The Blue Bus has had a long and varied history. It was originally built in Bombay on a Chevrolet chassis according to Meher Baba’s precise instructions. From 1938 to 1941 it carried people and luggage—notoriously beyond its capacity—across India from East to West and South to North, countless miles adding up to innumerable stories. Baba said, “This Blue Bus is like the chariot of Krishna, and after my manifestation, people will worship it!” (Lord Meher, p. 2242 online ed.)

Kaka Baria unloading the Blue Bus in front of Hotel Republica.
April 1940, Panjim, Goa. (Photo courtesy ECPPA)

At the end of 1941, after the life seemed to have been squeezed out of it, Baba asked 100 of His lovers to send 50 rupees each in exchange for a chance to win the bus by lottery. Baba Himself stirred the names and selected the winner: Keki Desai, who was living in Delhi at the time. Keki’s response to winning was, what will I do with it? When Baba learned of his polite refusal, He said, “It has come back on my chest again.”

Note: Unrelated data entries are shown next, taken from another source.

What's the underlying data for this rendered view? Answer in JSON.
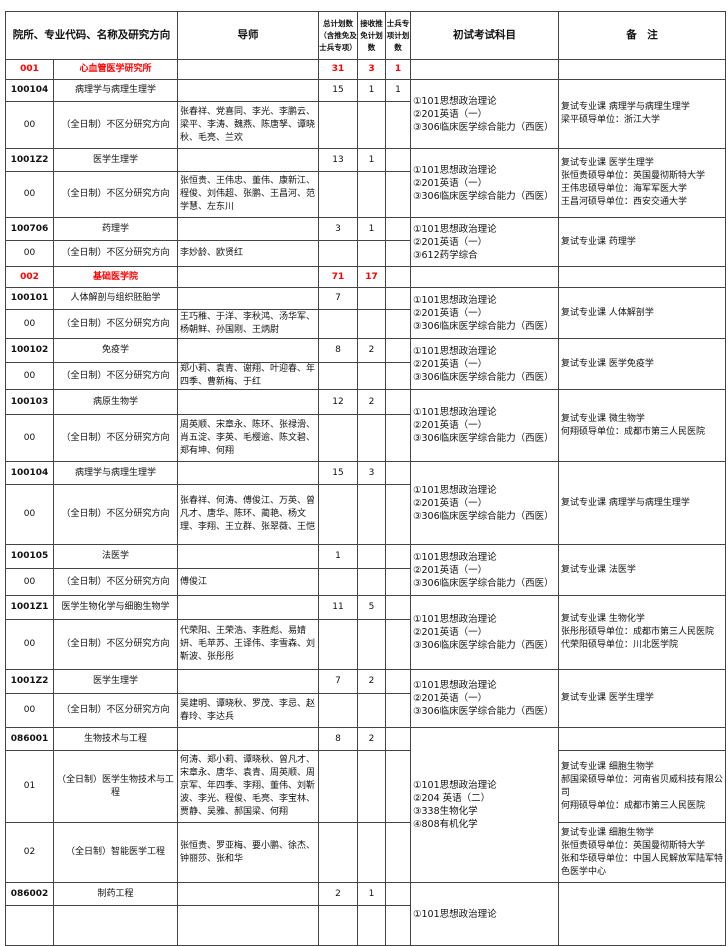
{
  "header": {
    "col_program": "院所、专业代码、名称及研究方向",
    "col_tutor": "导师",
    "col_total": "总计划数（含推免及士兵专项）",
    "col_recommend": "接收推免计划数",
    "col_soldier": "士兵专项计划数",
    "col_exam": "初试考试科目",
    "col_remarks": "备　注"
  },
  "sections": [
    {
      "code": "001",
      "name": "心血管医学研究所",
      "total": "31",
      "recommend": "3",
      "soldier": "1",
      "programs": [
        {
          "code": "100104",
          "name": "病理学与病理生理学",
          "total": "15",
          "recommend": "1",
          "soldier": "1",
          "exam": [
            "①101思想政治理论",
            "②201英语（一）",
            "③306临床医学综合能力（西医）"
          ],
          "remarks": [
            "复试专业课 病理学与病理生理学",
            "梁平硕导单位：浙江大学"
          ],
          "directions": [
            {
              "code": "00",
              "name": "（全日制）不区分研究方向",
              "tutors": "张春祥、党喜同、李光、李鹏云、梁平、李涛、魏燕、陈唐孥、谭晓秋、毛亮、兰欢"
            }
          ]
        },
        {
          "code": "1001Z2",
          "name": "医学生理学",
          "total": "13",
          "recommend": "1",
          "soldier": "",
          "exam": [
            "①101思想政治理论",
            "②201英语（一）",
            "③306临床医学综合能力（西医）"
          ],
          "remarks": [
            "复试专业课 医学生理学",
            "张恒贵硕导单位：英国曼彻斯特大学",
            "王伟忠硕导单位：海军军医大学",
            "王昌河硕导单位：西安交通大学"
          ],
          "directions": [
            {
              "code": "00",
              "name": "（全日制）不区分研究方向",
              "tutors": "张恒贵、王伟忠、董伟、康新江、程俊、刘伟超、张鹏、王昌河、范学慧、左东川"
            }
          ]
        },
        {
          "code": "100706",
          "name": "药理学",
          "total": "3",
          "recommend": "1",
          "soldier": "",
          "exam": [
            "①101思想政治理论",
            "②201英语（一）",
            "③612药学综合"
          ],
          "remarks": [
            "复试专业课 药理学"
          ],
          "directions": [
            {
              "code": "00",
              "name": "（全日制）不区分研究方向",
              "tutors": "李妙龄、欧贤红"
            }
          ]
        }
      ]
    },
    {
      "code": "002",
      "name": "基础医学院",
      "total": "71",
      "recommend": "17",
      "soldier": "",
      "programs": [
        {
          "code": "100101",
          "name": "人体解剖与组织胚胎学",
          "total": "7",
          "recommend": "",
          "soldier": "",
          "exam": [
            "①101思想政治理论",
            "②201英语（一）",
            "③306临床医学综合能力（西医）"
          ],
          "remarks": [
            "复试专业课 人体解剖学"
          ],
          "directions": [
            {
              "code": "00",
              "name": "（全日制）不区分研究方向",
              "tutors": "王巧稚、于洋、李秋鸿、汤华军、杨朝鲜、孙国刚、王炳尉"
            }
          ]
        },
        {
          "code": "100102",
          "name": "免疫学",
          "total": "8",
          "recommend": "2",
          "soldier": "",
          "exam": [
            "①101思想政治理论",
            "②201英语（一）",
            "③306临床医学综合能力（西医）"
          ],
          "remarks": [
            "复试专业课 医学免疫学"
          ],
          "directions": [
            {
              "code": "00",
              "name": "（全日制）不区分研究方向",
              "tutors": "郑小莉、袁青、谢翔、叶迎春、年四季、曹新梅、于红"
            }
          ]
        },
        {
          "code": "100103",
          "name": "病原生物学",
          "total": "12",
          "recommend": "2",
          "soldier": "",
          "exam": [
            "①101思想政治理论",
            "②201英语（一）",
            "③306临床医学综合能力（西医）"
          ],
          "remarks": [
            "复试专业课 微生物学",
            "何翔硕导单位：成都市第三人民医院"
          ],
          "directions": [
            {
              "code": "00",
              "name": "（全日制）不区分研究方向",
              "tutors": "周英顺、宋章永、陈环、张禄滑、肖五淀、李英、毛樱逾、陈文碧、郑有坤、何翔"
            }
          ]
        },
        {
          "code": "100104",
          "name": "病理学与病理生理学",
          "total": "15",
          "recommend": "3",
          "soldier": "",
          "exam": [
            "①101思想政治理论",
            "②201英语（一）",
            "③306临床医学综合能力（西医）"
          ],
          "remarks": [
            "复试专业课 病理学与病理生理学"
          ],
          "directions": [
            {
              "code": "00",
              "name": "（全日制）不区分研究方向",
              "tutors": "张春祥、何涛、傅俊江、万英、曾凡才、唐华、陈环、蔺艳、杨文理、李翔、王立群、张翠薇、王恺"
            }
          ]
        },
        {
          "code": "100105",
          "name": "法医学",
          "total": "1",
          "recommend": "",
          "soldier": "",
          "exam": [
            "①101思想政治理论",
            "②201英语（一）",
            "③306临床医学综合能力（西医）"
          ],
          "remarks": [
            "复试专业课 法医学"
          ],
          "directions": [
            {
              "code": "00",
              "name": "（全日制）不区分研究方向",
              "tutors": "傅俊江"
            }
          ]
        },
        {
          "code": "1001Z1",
          "name": "医学生物化学与细胞生物学",
          "total": "11",
          "recommend": "5",
          "soldier": "",
          "exam": [
            "①101思想政治理论",
            "②201英语（一）",
            "③306临床医学综合能力（西医）"
          ],
          "remarks": [
            "复试专业课 生物化学",
            "张彤彤硕导单位：成都市第三人民医院",
            "代荣阳硕导单位：川北医学院"
          ],
          "directions": [
            {
              "code": "00",
              "name": "（全日制）不区分研究方向",
              "tutors": "代荣阳、王荣浩、李胜彪、易婧妍、毛苹苏、王译伟、李雪森、刘靳波、张彤彤"
            }
          ]
        },
        {
          "code": "1001Z2",
          "name": "医学生理学",
          "total": "7",
          "recommend": "2",
          "soldier": "",
          "exam": [
            "①101思想政治理论",
            "②201英语（一）",
            "③306临床医学综合能力（西医）"
          ],
          "remarks": [
            "复试专业课 医学生理学"
          ],
          "directions": [
            {
              "code": "00",
              "name": "（全日制）不区分研究方向",
              "tutors": "吴建明、谭晓秋、罗茂、李忌、赵春玲、李达兵"
            }
          ]
        },
        {
          "code": "086001",
          "name": "生物技术与工程",
          "total": "8",
          "recommend": "2",
          "soldier": "",
          "exam": [
            "①101思想政治理论",
            "②204 英语（二）",
            "③338生物化学",
            "④808有机化学"
          ],
          "directions": [
            {
              "code": "01",
              "name": "（全日制）医学生物技术与工程",
              "tutors": "何涛、郑小莉、谭晓秋、曾凡才、宋章永、唐华、袁青、周英顺、周京军、年四季、李翔、董伟、刘靳波、李光、程俊、毛亮、李宝林、贾静、吴雅、郝国梁、何翔",
              "remarks": [
                "复试专业课 细胞生物学",
                "郝国梁硕导单位：河南省贝威科技有限公司",
                "何翔硕导单位：成都市第三人民医院"
              ]
            },
            {
              "code": "02",
              "name": "（全日制）智能医学工程",
              "tutors": "张恒贵、罗亚梅、要小鹏、徐杰、钟丽莎、张和华",
              "remarks": [
                "复试专业课 细胞生物学",
                "张恒贵硕导单位：英国曼彻斯特大学",
                "张和华硕导单位：中国人民解放军陆军特色医学中心"
              ]
            }
          ]
        },
        {
          "code": "086002",
          "name": "制药工程",
          "total": "2",
          "recommend": "1",
          "soldier": "",
          "exam": [
            "①101思想政治理论"
          ],
          "directions": []
        }
      ]
    }
  ]
}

Baba then gave the Blue Bus to Sarosh, a long-time Baba lover and mandali member who owned Sarosh Motor Works—an auto repair shop and Chevrolet dealership that was adjacent to the Trust compound. Baba told Sarosh to use the bus, so he overhauled it and added it to his small fleet of public transport vehicles that served Ahmednagar. It was at this time that the door at the front of the passenger compartment was added.

Eventually it came time to retire the bus. Sarosh sold everything possible to scrap merchants, and left the shell of the bus in the yard behind the shop. Baba had planned months earlier to use the Blue Bus for His Great Seclusion, and now asked Sarosh to deliver it to Meherazad. It soon came… pushed and pulled the eight miles on a handcart!

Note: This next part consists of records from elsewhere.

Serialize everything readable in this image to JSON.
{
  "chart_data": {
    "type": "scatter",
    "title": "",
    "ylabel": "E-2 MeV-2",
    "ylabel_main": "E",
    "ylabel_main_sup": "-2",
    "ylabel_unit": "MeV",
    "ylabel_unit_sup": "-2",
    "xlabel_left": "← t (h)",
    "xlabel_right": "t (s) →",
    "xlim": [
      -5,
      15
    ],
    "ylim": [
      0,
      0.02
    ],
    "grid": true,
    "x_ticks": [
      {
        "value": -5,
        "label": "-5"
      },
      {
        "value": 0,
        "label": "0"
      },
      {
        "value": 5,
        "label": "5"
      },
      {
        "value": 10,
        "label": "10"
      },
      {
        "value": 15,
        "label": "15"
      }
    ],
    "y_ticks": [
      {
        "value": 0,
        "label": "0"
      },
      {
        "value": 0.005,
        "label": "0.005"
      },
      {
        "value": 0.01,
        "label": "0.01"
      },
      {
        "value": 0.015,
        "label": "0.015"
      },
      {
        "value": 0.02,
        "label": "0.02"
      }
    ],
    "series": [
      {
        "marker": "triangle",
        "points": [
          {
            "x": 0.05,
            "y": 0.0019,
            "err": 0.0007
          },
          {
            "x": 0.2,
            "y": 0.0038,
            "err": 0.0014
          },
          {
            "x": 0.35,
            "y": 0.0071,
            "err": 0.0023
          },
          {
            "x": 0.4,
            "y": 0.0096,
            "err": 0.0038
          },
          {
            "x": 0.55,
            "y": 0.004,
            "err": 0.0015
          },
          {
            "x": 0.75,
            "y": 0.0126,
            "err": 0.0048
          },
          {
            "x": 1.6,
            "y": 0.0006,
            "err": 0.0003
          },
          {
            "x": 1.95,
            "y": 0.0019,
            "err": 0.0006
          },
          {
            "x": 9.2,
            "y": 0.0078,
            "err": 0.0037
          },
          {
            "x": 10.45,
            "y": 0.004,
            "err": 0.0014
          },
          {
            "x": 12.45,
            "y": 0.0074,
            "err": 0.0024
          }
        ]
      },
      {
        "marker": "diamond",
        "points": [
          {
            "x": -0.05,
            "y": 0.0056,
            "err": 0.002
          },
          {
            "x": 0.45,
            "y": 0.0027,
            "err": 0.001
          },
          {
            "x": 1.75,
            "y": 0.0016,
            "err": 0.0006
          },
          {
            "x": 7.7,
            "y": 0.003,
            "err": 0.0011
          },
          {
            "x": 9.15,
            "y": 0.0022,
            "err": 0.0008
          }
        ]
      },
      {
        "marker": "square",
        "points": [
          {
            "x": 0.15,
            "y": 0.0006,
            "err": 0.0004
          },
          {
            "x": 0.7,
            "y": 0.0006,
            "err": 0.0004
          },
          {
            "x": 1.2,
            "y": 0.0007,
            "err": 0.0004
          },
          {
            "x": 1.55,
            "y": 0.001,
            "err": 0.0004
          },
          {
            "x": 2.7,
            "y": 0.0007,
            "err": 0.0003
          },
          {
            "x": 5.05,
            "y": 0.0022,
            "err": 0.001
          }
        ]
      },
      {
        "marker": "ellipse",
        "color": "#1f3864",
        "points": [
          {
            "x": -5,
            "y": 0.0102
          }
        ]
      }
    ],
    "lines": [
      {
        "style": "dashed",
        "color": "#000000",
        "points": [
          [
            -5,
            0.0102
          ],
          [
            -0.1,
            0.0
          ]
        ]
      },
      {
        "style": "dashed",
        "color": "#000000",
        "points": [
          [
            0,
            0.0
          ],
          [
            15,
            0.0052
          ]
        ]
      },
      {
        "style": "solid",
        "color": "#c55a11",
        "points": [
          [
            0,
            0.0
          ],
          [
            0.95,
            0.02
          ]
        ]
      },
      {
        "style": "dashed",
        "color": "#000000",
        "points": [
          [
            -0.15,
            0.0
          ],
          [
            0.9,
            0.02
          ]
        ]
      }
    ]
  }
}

Baba chose the location for the bus: in the courtyard to the right of the entry to Mandali Hall, where it would be protected on three sides by existing buildings. Kaka Baria, one of Baba’s close disciples, dug a pit and arranged four large oil drums to serve as a foundation (the steel walls of the drums were very thick back then). The drums and the pit were filled with sand, the bus was mounted on top of the drums, and a brick wall was built up a little higher than the patio to give the bus a solid perch.

Baba ordered that a tall privacy wall of bamboo mats be erected around the bus, creating room for the front door to open onto a small patio. The rear door opened into a private room that still remains in the building behind the bus. Here a bathroom was created with a commode and washing facilities.

Meher Baba at Meherazad seated in front of the Blue Bus the day before the Great Seclusion began.
Note bamboo matting to Baba’s left. 21 June 1949. (Photo courtesy MN Publications.)

The Blue Bus was now ready to serve as a vehicle for Baba’s Great Seclusion, which began on 22 June 1949, lasted forty days, and ushered in the New Life.

—David McNeely for Avatar Meher Baba Trust, 1 January 2015

Disciples called by Meher Baba to a meeting at Meherazad the day before the Great Seclusion began.
Mandali Hall on the left. Blue Bus behind bamboo matting. 21 June 1949.
(Photo courtesy MN Publications)

Present-day Meherazad with Blue Bus in background.